Пожелав оставшимся спокойной ночи, Гарсеван, Ара, Лалазар и Кимик перешли в соседнее купе.
ВОЗВРАЩЕНИЕ
— Так, говоришь, не видать еще?
— Да нет, бабушка, только-только вышли со станции!
— Что ты все повторяешь: «вышли» да «вышли»!
— Так ты же не захотела, чтобы мы поехали на станцию! А то увидели бы первые…
— На станции и не увидели бы ничего. Тут лучше будет.
— Ну, раз лучше, будем ждать.
На площади имени Ленина в Ереване переговариваются Шогакат-майрик и Цовинар, окруженные тысячной толпой. Не узнать шаловливого подростка в этой прелестной девушке! Цовинар уже семнадцать лет, в этом году она кончила десятилетку, но волосы у нее все еще заплетены в две косы, перевитые фиолетовыми лентами, лицо сохранило полудетское выражение, хотя она старается выглядеть совсем взрослой и даже поучает бабушку.
Стоящая рядом с ними Седа старается ни на минуту не терять из виду Давида и Зефюр.
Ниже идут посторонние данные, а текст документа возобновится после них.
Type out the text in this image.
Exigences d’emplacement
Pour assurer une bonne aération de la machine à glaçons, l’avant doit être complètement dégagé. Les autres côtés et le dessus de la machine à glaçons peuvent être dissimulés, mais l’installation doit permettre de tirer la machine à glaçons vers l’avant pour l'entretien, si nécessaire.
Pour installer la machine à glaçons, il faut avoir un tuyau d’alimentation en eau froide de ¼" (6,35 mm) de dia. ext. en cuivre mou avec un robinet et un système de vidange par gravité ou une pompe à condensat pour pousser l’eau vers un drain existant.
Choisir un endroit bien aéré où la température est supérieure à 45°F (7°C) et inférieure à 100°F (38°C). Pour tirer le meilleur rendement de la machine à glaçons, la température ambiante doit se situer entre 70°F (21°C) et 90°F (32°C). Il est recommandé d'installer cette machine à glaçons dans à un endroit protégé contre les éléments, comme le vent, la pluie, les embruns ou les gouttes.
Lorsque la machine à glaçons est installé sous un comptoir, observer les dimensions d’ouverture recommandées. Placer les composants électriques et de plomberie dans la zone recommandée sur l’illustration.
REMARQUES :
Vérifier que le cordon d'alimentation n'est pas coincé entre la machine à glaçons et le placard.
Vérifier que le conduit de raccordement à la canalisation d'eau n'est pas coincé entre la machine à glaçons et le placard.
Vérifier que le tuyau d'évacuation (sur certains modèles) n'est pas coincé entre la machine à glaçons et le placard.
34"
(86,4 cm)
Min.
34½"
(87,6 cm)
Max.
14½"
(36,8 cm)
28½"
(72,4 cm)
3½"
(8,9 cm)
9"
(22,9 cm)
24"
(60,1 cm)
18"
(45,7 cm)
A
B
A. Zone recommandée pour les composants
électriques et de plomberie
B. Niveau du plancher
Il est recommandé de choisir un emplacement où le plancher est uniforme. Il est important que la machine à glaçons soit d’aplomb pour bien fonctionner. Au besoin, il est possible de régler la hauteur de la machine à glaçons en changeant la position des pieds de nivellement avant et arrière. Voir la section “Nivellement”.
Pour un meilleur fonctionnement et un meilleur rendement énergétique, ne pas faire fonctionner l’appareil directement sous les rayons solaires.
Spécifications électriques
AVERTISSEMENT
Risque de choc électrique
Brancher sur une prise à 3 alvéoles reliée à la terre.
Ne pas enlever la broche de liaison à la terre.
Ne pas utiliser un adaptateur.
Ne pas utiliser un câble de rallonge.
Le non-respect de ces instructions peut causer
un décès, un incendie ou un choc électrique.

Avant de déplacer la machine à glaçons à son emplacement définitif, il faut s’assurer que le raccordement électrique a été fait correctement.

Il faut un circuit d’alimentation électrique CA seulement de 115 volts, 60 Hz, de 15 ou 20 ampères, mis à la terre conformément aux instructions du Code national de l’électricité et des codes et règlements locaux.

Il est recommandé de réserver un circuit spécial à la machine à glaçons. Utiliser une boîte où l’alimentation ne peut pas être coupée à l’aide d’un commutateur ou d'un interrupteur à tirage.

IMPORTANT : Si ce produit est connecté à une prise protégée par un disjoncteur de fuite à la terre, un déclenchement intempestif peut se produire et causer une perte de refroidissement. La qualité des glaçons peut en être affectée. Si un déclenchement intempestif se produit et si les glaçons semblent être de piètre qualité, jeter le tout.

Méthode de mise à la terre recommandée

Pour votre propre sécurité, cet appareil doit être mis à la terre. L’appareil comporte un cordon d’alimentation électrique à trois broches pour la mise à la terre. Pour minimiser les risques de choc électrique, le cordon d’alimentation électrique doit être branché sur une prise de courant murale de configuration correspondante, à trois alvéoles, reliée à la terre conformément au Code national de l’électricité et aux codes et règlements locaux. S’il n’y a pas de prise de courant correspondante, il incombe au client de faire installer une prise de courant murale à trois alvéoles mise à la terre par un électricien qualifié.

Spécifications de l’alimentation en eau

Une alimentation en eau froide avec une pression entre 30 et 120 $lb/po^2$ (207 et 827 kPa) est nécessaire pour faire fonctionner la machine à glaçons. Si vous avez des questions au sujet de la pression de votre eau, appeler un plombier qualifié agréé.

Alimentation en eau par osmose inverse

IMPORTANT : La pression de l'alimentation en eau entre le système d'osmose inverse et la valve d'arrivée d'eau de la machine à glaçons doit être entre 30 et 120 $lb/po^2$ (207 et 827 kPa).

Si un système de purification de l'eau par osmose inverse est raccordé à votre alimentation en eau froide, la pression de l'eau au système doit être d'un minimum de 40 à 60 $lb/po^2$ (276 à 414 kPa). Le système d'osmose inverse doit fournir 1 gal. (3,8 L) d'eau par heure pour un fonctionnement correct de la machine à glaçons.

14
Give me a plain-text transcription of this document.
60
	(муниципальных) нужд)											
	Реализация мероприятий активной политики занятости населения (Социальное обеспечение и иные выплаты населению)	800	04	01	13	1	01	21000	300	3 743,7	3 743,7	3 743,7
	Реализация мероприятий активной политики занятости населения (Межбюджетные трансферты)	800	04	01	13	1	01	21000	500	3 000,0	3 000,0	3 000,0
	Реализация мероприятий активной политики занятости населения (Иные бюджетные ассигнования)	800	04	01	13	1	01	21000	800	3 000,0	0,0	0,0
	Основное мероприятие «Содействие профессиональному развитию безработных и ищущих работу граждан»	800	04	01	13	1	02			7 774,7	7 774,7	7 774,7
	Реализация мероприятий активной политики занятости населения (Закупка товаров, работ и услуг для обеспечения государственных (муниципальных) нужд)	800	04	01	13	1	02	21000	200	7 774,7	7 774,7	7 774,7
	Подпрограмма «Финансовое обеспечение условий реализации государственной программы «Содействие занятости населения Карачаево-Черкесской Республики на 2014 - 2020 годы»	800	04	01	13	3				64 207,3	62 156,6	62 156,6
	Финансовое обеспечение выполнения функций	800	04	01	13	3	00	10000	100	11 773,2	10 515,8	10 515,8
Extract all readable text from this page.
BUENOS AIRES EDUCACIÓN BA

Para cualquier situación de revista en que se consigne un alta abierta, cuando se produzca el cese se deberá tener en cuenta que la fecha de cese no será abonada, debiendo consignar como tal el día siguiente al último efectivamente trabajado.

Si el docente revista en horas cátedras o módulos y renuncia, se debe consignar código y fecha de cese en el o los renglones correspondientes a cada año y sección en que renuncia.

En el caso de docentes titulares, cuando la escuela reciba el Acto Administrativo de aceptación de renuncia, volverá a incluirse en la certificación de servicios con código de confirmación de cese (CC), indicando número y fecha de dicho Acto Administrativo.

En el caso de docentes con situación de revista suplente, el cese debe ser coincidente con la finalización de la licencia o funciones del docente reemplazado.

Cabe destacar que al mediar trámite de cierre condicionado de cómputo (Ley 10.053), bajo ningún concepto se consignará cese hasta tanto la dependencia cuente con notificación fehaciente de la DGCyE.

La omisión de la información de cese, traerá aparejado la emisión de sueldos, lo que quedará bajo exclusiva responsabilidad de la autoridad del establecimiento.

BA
Давид то и дело задевает и поддразнивает девочку, унимаясь только тогда, когда Зефюр грозит пожаловаться бабушке. Совершенно поседевший Вртанес поддерживает под руку Елену. У нее скорбное выражение лица: весть о гибели Зохраба подтвердилась. Вртанес окидывает взглядом толпу на площади. На лице у многих он замечает одно и то же выражение — радости, смешанной со скорбью…
Чуть поодаль беседуют Парандзем и Маргарит, держа за руки Тиграника.
Над гулом толпы взлетает голос Цовинар:
— Идут, бабушка, идут! Вон качается знамя… вон и сами они!..
— Уже, Цовинар-джан, уже?! Говоришь, Асканаз впереди?.. Где же он?.. Не вижу я его!..
Цовинар будто снова превратилась в маленькую девочку. Не отвечая на расспросы бабушки, она радостным визгом встречает появление каждой новой колонны.
Чеканя шаг, подходили ряды. Над головами бойцов плескались алые знамена, на груди прикреплены были цветы, преподнесенные в пути, на станциях, на перроне и на улицах Еревана.
На трибуне сменялись ораторы — ученые, рабочие, колхозники. Каждому хотелось сказать задушевное слово, выразить по-своему волновавшие всех чувства. Но внимание собравшихся было приковано к рядам бойцов, каждый старался найти знакомое лицо.
На трибуну поднялся Араратян. Все взгляды устремились на него. Всем вспомнилось то же самое знамя, тог же Араратян на этой же трибуне три года назад… Тогда он давал обещание, а теперь…
Но вот на площади наступило глубокое молчание.